Um político inglês disse, certa vez, que liberdade é saber que quando a campainha da sua casa toca às seis horas da manhã é o leiteiro chegando, não a polícia, com um mandado de prisão nas mãos. É precisamente essa certeza de que é o leiteiro que o acorda às seis da manhã que os criminosos da Operação Lava Jato não possuem. Claro que se pode sempre questionar a legalidade de tais mandados de prisão, que nem sempre seguem o estabelecido pelo Estado de Direito. Mas fora disso, ter medo da força da lei justa é algo muito positivo para a coesão social (assim E. Giannetti,Vícios privados, benefícios públicos?, p. 60 e ss.).

É muito relevante tanto para a sobrevivência comunitária como para o desempenho econômico das pessoas, das empresas e das nações o chamado “medo democrático”, que é o medo da Justiça justa, das sanções legais justas (que sempre deveriam ser, ademais, certas). Como enfatizou Jorge Reverte (El País), “existe um medo democrático muito são que nos evita as catástrofes”. Se o medo democrático fosse uma realidade no Brasil certamente não estaríamos vivendo as agudas crises que se somaram (diacrônica e sincronicamente).

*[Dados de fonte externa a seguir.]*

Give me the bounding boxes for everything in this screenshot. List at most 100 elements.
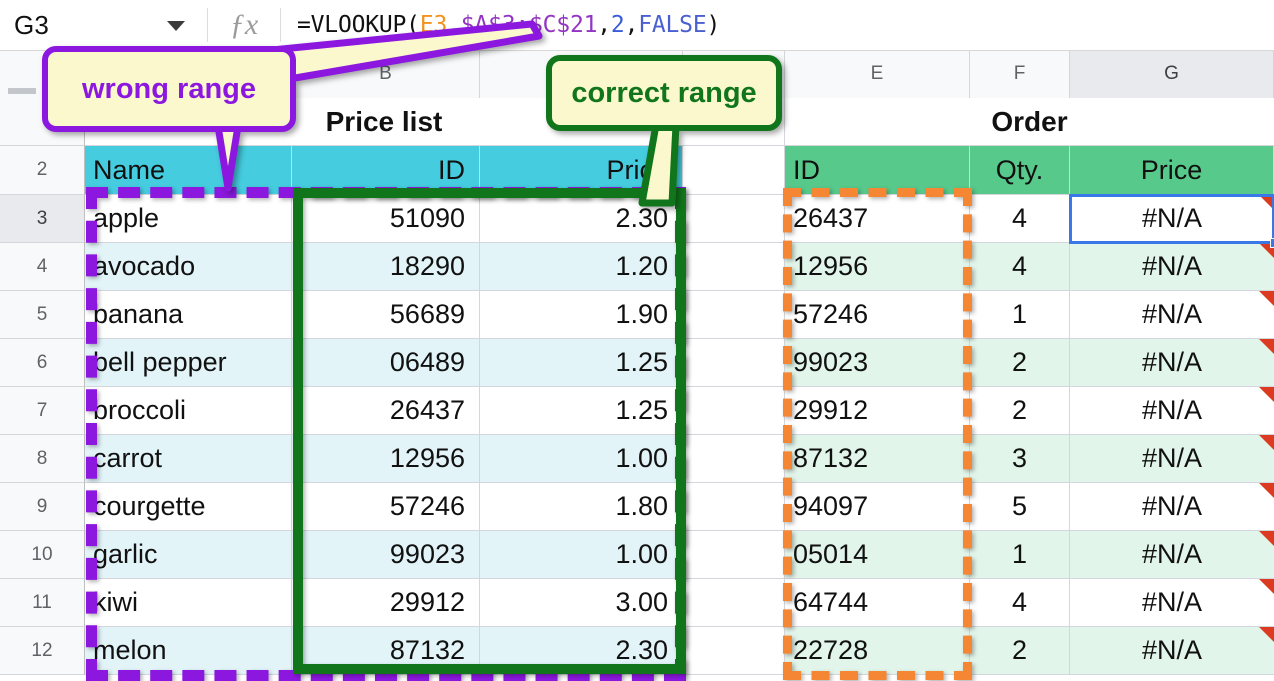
cell-a11[interactable]: kiwi bbox=[85, 579, 292, 627]
row-header-7[interactable]: 7 bbox=[0, 387, 85, 435]
cell-a6[interactable]: bell pepper bbox=[85, 339, 292, 387]
cell-d9[interactable] bbox=[683, 483, 785, 531]
cell-c8[interactable]: 1.00 bbox=[480, 435, 683, 483]
cell-g7[interactable]: #N/A bbox=[1070, 387, 1274, 435]
cell-g4[interactable]: #N/A bbox=[1070, 243, 1274, 291]
cell-b10[interactable]: 99023 bbox=[292, 531, 480, 579]
cell-c11[interactable]: 3.00 bbox=[480, 579, 683, 627]
cell-c4[interactable]: 1.20 bbox=[480, 243, 683, 291]
cell-e9[interactable]: 94097 bbox=[785, 483, 970, 531]
cell-a7[interactable]: broccoli bbox=[85, 387, 292, 435]
cell-f6[interactable]: 2 bbox=[970, 339, 1070, 387]
cell-c7[interactable]: 1.25 bbox=[480, 387, 683, 435]
row-header-10[interactable]: 10 bbox=[0, 531, 85, 579]
cell-d6[interactable] bbox=[683, 339, 785, 387]
cell-a4[interactable]: avocado bbox=[85, 243, 292, 291]
cell-b5[interactable]: 56689 bbox=[292, 291, 480, 339]
fx-button[interactable]: ƒx bbox=[208, 0, 280, 50]
cell-e4[interactable]: 12956 bbox=[785, 243, 970, 291]
price-list-header-id[interactable]: ID bbox=[292, 146, 480, 195]
cell-b4[interactable]: 18290 bbox=[292, 243, 480, 291]
callout-wrong-range-body: wrong range bbox=[42, 46, 296, 132]
cell-d4[interactable] bbox=[683, 243, 785, 291]
cell-e10[interactable]: 05014 bbox=[785, 531, 970, 579]
fx-icon: ƒx bbox=[230, 8, 258, 42]
cell-e5[interactable]: 57246 bbox=[785, 291, 970, 339]
cell-e3[interactable]: 26437 bbox=[785, 195, 970, 243]
name-box[interactable]: G3 bbox=[0, 0, 207, 50]
cell-a10[interactable]: garlic bbox=[85, 531, 292, 579]
row-header-11[interactable]: 11 bbox=[0, 579, 85, 627]
row-header-8[interactable]: 8 bbox=[0, 435, 85, 483]
cell-e6[interactable]: 99023 bbox=[785, 339, 970, 387]
cell-f9[interactable]: 5 bbox=[970, 483, 1070, 531]
cell-b9[interactable]: 57246 bbox=[292, 483, 480, 531]
cell-c10[interactable]: 1.00 bbox=[480, 531, 683, 579]
cell-c5[interactable]: 1.90 bbox=[480, 291, 683, 339]
row-header-4[interactable]: 4 bbox=[0, 243, 85, 291]
cell-d8[interactable] bbox=[683, 435, 785, 483]
cell-b3[interactable]: 51090 bbox=[292, 195, 480, 243]
row-header-5[interactable]: 5 bbox=[0, 291, 85, 339]
cell-g10[interactable]: #N/A bbox=[1070, 531, 1274, 579]
cell-f12[interactable]: 2 bbox=[970, 627, 1070, 675]
column-header-e[interactable]: E bbox=[785, 50, 970, 98]
cell-b12[interactable]: 87132 bbox=[292, 627, 480, 675]
cell-f10[interactable]: 1 bbox=[970, 531, 1070, 579]
cell-d12[interactable] bbox=[683, 627, 785, 675]
cell-f4[interactable]: 4 bbox=[970, 243, 1070, 291]
cell-g5[interactable]: #N/A bbox=[1070, 291, 1274, 339]
cell-c6[interactable]: 1.25 bbox=[480, 339, 683, 387]
cell-g11[interactable]: #N/A bbox=[1070, 579, 1274, 627]
cell-d11[interactable] bbox=[683, 579, 785, 627]
cell-f3[interactable]: 4 bbox=[970, 195, 1070, 243]
cell-a9[interactable]: courgette bbox=[85, 483, 292, 531]
cell-d10[interactable] bbox=[683, 531, 785, 579]
column-header-g[interactable]: G bbox=[1070, 50, 1274, 98]
cell-g3[interactable]: #N/A bbox=[1070, 195, 1274, 243]
cell-c9[interactable]: 1.80 bbox=[480, 483, 683, 531]
cell-b7[interactable]: 26437 bbox=[292, 387, 480, 435]
cell-e7[interactable]: 29912 bbox=[785, 387, 970, 435]
formula-bar: G3 ƒx =VLOOKUP(E3,$A$3:$C$21,2,FALSE) bbox=[0, 0, 1274, 51]
cell-d5[interactable] bbox=[683, 291, 785, 339]
callout-correct-range-label: correct range bbox=[571, 77, 756, 110]
cell-g12[interactable]: #N/A bbox=[1070, 627, 1274, 675]
error-indicator-icon bbox=[1259, 579, 1274, 594]
corner-triangle-icon bbox=[8, 88, 36, 94]
cell-b11[interactable]: 29912 bbox=[292, 579, 480, 627]
selection-fill-handle[interactable] bbox=[1270, 238, 1274, 248]
cell-g8[interactable]: #N/A bbox=[1070, 435, 1274, 483]
formula-token-6: , bbox=[625, 12, 639, 38]
callout-wrong-range: wrong range bbox=[42, 46, 296, 132]
cell-a8[interactable]: carrot bbox=[85, 435, 292, 483]
cell-b8[interactable]: 12956 bbox=[292, 435, 480, 483]
cell-e12[interactable]: 22728 bbox=[785, 627, 970, 675]
row-header-9[interactable]: 9 bbox=[0, 483, 85, 531]
cell-f11[interactable]: 4 bbox=[970, 579, 1070, 627]
order-title: Order bbox=[785, 98, 1274, 146]
cell-a5[interactable]: banana bbox=[85, 291, 292, 339]
cell-f8[interactable]: 3 bbox=[970, 435, 1070, 483]
order-header-id[interactable]: ID bbox=[785, 146, 970, 195]
cell-g9[interactable]: #N/A bbox=[1070, 483, 1274, 531]
error-indicator-icon bbox=[1259, 339, 1274, 354]
cell-d7[interactable] bbox=[683, 387, 785, 435]
order-header-qty[interactable]: Qty. bbox=[970, 146, 1070, 195]
formula-token-5: 2 bbox=[611, 12, 625, 38]
cell-b6[interactable]: 06489 bbox=[292, 339, 480, 387]
cell-e11[interactable]: 64744 bbox=[785, 579, 970, 627]
cell-f5[interactable]: 1 bbox=[970, 291, 1070, 339]
callout-correct-range: correct range bbox=[546, 55, 782, 131]
error-indicator-icon bbox=[1259, 195, 1274, 210]
cell-e8[interactable]: 87132 bbox=[785, 435, 970, 483]
cell-c12[interactable]: 2.30 bbox=[480, 627, 683, 675]
column-header-f[interactable]: F bbox=[970, 50, 1070, 98]
cell-g6[interactable]: #N/A bbox=[1070, 339, 1274, 387]
cell-a12[interactable]: melon bbox=[85, 627, 292, 675]
order-header-price[interactable]: Price bbox=[1070, 146, 1274, 195]
row-header-12[interactable]: 12 bbox=[0, 627, 85, 675]
chevron-down-icon[interactable] bbox=[167, 21, 185, 31]
row-header-6[interactable]: 6 bbox=[0, 339, 85, 387]
cell-f7[interactable]: 2 bbox=[970, 387, 1070, 435]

Em lugar do “medo democrático” o que vemos hoje na percepção do brasileiro é a desconfiança nas instituições públicas do país vinculadas com o cumprimento da lei: pesquisa da FGV (de novembro/14) constatou que 81% dos brasileiros concordam com a afirmação de que é "fácil" desobedecer às leis. No seu lugar sempre se pode “dar um jeitinho”. Para 32% da população o Judiciário não é confiável. Já a confiança na polícia fica um ponto porcentual acima, com 33%. É nítida a ruptura entre os cidadãos e as instituições públicas: 57% da população dizem acreditar que "há poucos motivos para seguir as leis do Brasil".

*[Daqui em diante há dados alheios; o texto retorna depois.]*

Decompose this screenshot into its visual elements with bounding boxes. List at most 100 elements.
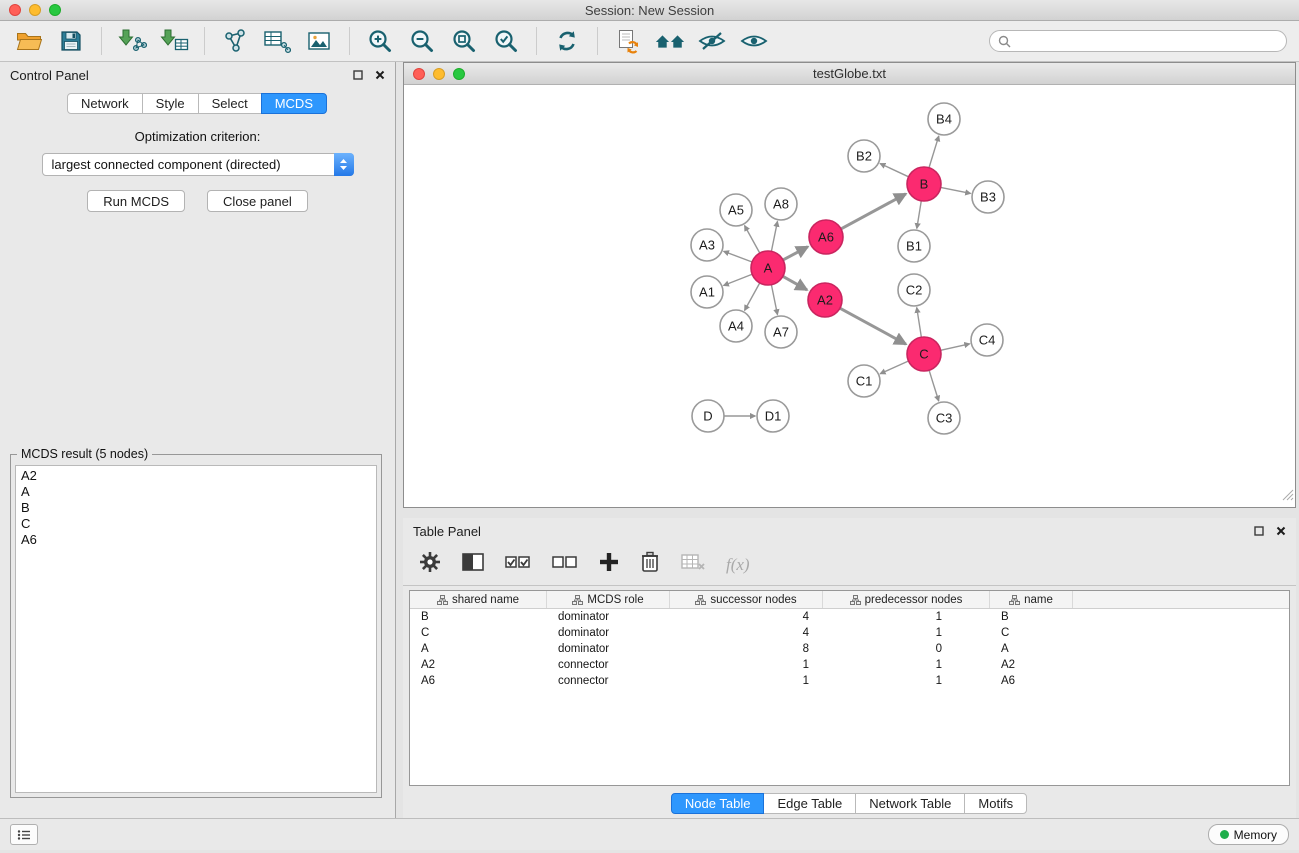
network-node-B[interactable]: B: [907, 167, 941, 201]
network-edge-C-C4[interactable]: [941, 344, 970, 350]
search-input[interactable]: [1017, 34, 1278, 48]
cell-shared-name[interactable]: A2: [410, 659, 547, 671]
table-options-button[interactable]: [419, 551, 441, 578]
maximize-network-window-button[interactable]: [453, 68, 465, 80]
close-panel-action-button[interactable]: Close panel: [207, 190, 308, 212]
table-row[interactable]: Cdominator41C: [410, 625, 1289, 641]
tab-mcds[interactable]: MCDS: [261, 93, 327, 114]
cell-successor-nodes[interactable]: 8: [670, 643, 823, 655]
table-row[interactable]: A6connector11A6: [410, 673, 1289, 689]
resize-grip-icon[interactable]: [1282, 488, 1294, 506]
table-row[interactable]: Adominator80A: [410, 641, 1289, 657]
network-node-B3[interactable]: B3: [972, 181, 1004, 213]
column-header-predecessor-nodes[interactable]: predecessor nodes: [823, 591, 990, 608]
save-session-button[interactable]: [55, 25, 87, 57]
cell-mcds-role[interactable]: dominator: [547, 627, 670, 639]
cell-mcds-role[interactable]: dominator: [547, 643, 670, 655]
tab-style[interactable]: Style: [142, 93, 199, 114]
network-edge-B-B1[interactable]: [917, 201, 921, 229]
zoom-fit-button[interactable]: [448, 25, 480, 57]
maximize-window-button[interactable]: [49, 4, 61, 16]
network-edge-A6-B[interactable]: [841, 194, 906, 229]
network-node-C2[interactable]: C2: [898, 274, 930, 306]
network-node-A6[interactable]: A6: [809, 220, 843, 254]
export-table-button[interactable]: [261, 25, 293, 57]
network-node-C[interactable]: C: [907, 337, 941, 371]
criterion-dropdown[interactable]: largest connected component (directed): [42, 153, 354, 176]
close-window-button[interactable]: [9, 4, 21, 16]
network-node-B1[interactable]: B1: [898, 230, 930, 262]
network-edge-C-C1[interactable]: [880, 361, 908, 374]
close-table-panel-button[interactable]: [1276, 524, 1286, 539]
import-network-button[interactable]: [116, 25, 148, 57]
cell-successor-nodes[interactable]: 1: [670, 675, 823, 687]
network-node-C3[interactable]: C3: [928, 402, 960, 434]
network-node-A4[interactable]: A4: [720, 310, 752, 342]
mcds-result-list[interactable]: A2ABCA6: [15, 465, 377, 793]
network-edge-A-A8[interactable]: [771, 221, 777, 251]
delete-column-button[interactable]: [640, 551, 660, 578]
tab-node-table[interactable]: Node Table: [671, 793, 765, 814]
status-menu-button[interactable]: [10, 824, 38, 845]
tab-network[interactable]: Network: [67, 93, 143, 114]
network-node-B2[interactable]: B2: [848, 140, 880, 172]
minimize-network-window-button[interactable]: [433, 68, 445, 80]
network-node-A1[interactable]: A1: [691, 276, 723, 308]
open-session-button[interactable]: [13, 25, 45, 57]
cell-successor-nodes[interactable]: 1: [670, 659, 823, 671]
cell-mcds-role[interactable]: dominator: [547, 611, 670, 623]
select-all-columns-button[interactable]: [505, 553, 531, 576]
cell-successor-nodes[interactable]: 4: [670, 611, 823, 623]
cell-predecessor-nodes[interactable]: 0: [823, 643, 990, 655]
column-header-mcds-role[interactable]: MCDS role: [547, 591, 670, 608]
cell-mcds-role[interactable]: connector: [547, 675, 670, 687]
function-builder-button[interactable]: f(x): [726, 555, 750, 575]
cell-name[interactable]: A: [990, 643, 1073, 655]
unselect-all-columns-button[interactable]: [552, 553, 578, 576]
new-network-button[interactable]: [219, 25, 251, 57]
import-table-button[interactable]: [158, 25, 190, 57]
network-node-A8[interactable]: A8: [765, 188, 797, 220]
run-mcds-button[interactable]: Run MCDS: [87, 190, 185, 212]
tab-edge-table[interactable]: Edge Table: [763, 793, 856, 814]
delete-table-button[interactable]: [681, 553, 705, 576]
cell-predecessor-nodes[interactable]: 1: [823, 611, 990, 623]
network-node-C1[interactable]: C1: [848, 365, 880, 397]
cell-predecessor-nodes[interactable]: 1: [823, 659, 990, 671]
network-node-A5[interactable]: A5: [720, 194, 752, 226]
network-edge-A-A5[interactable]: [745, 225, 760, 253]
column-header-successor-nodes[interactable]: successor nodes: [670, 591, 823, 608]
zoom-in-button[interactable]: [364, 25, 396, 57]
column-header-name[interactable]: name: [990, 591, 1073, 608]
network-edge-C-C3[interactable]: [929, 370, 939, 401]
network-edge-B-B3[interactable]: [941, 187, 971, 193]
cell-name[interactable]: B: [990, 611, 1073, 623]
cell-mcds-role[interactable]: connector: [547, 659, 670, 671]
cell-shared-name[interactable]: C: [410, 627, 547, 639]
network-node-A[interactable]: A: [751, 251, 785, 285]
create-column-button[interactable]: [599, 552, 619, 577]
table-row[interactable]: A2connector11A2: [410, 657, 1289, 673]
network-edge-A-A7[interactable]: [771, 285, 777, 315]
network-edge-B-B2[interactable]: [880, 163, 909, 176]
cell-name[interactable]: A6: [990, 675, 1073, 687]
first-neighbors-button[interactable]: [654, 25, 686, 57]
close-panel-button[interactable]: [375, 68, 385, 83]
network-edge-C-C2[interactable]: [917, 307, 922, 337]
network-node-B4[interactable]: B4: [928, 103, 960, 135]
refresh-view-button[interactable]: [551, 25, 583, 57]
cell-predecessor-nodes[interactable]: 1: [823, 627, 990, 639]
network-edge-A-A1[interactable]: [723, 274, 752, 285]
hide-selected-button[interactable]: [696, 25, 728, 57]
show-columns-button[interactable]: [462, 552, 484, 577]
float-table-panel-button[interactable]: [1254, 524, 1264, 539]
search-box[interactable]: [989, 30, 1287, 52]
network-canvas[interactable]: B4B2BB3A5A8A6B1A3AC2A1A2A4A7C4CC1C3DD1: [404, 85, 1295, 507]
tab-motifs[interactable]: Motifs: [964, 793, 1027, 814]
network-edge-A-A3[interactable]: [724, 251, 753, 262]
network-node-A7[interactable]: A7: [765, 316, 797, 348]
network-edge-B-B4[interactable]: [929, 136, 939, 168]
column-header-shared-name[interactable]: shared name: [410, 591, 547, 608]
network-edge-A-A6[interactable]: [783, 247, 808, 260]
cell-name[interactable]: C: [990, 627, 1073, 639]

Nesse contexto de distanciamento ostensivo entre o ser e o dever ser não é infrequente a atitude de zombar dos encarregados de aplicar a lei (polícia, fiscais tributários, guarda de trânsito, oficial de justiça etc.). Aliás (conforme a pesquisa da FGV), quanto maior a renda, mais descrença existe: 69% dos entrevistados que ganham até um salário mínimo concordaram que o "jeitinho" é a regra, percentual que cresce para 86% na população que ganha mais de oito salários mínimos (esse último é o grupo do “Você sabe com quem está falando”, tal como descrito por DaMatta).

Cada país tem o império da lei (e, portanto, a organização social) que merece. Os políticos não passam de espelho (piorado) da população. “O que nos leva a acatar uma norma de conduta? Qual o motivo individual de fazer coisas como, por exemplo, cumprir as leis, pagar impostos, dizer a verdade, não atirar lixo na rua, ser pontual, entrar em fila, respeitar o farol, não colar [nas provas] etc., e isso independentemente da relação que fazer tais coisas possa guardar com o nosso autointeresse?

Para E. Aronson (citado por E. Giannetti, Vícios privados, benefícios públicos?, p. 94) o cumprimento das normas se deve a três fatores: internalização, identificação e submissão. Internalização é a decisão de acatar a norma com base numa reflexão ética (se todos fôssemos éticos não necessitaríamos, normalmente, de outras normas que não fossem as morais); identificação é a adesão a normas motivada pelo exemplo e pelo desejo de conquistar ou manter a boa opinião dos demais; submissãoé a adesão à norma por força da ameaça de sanção externa ao infrator.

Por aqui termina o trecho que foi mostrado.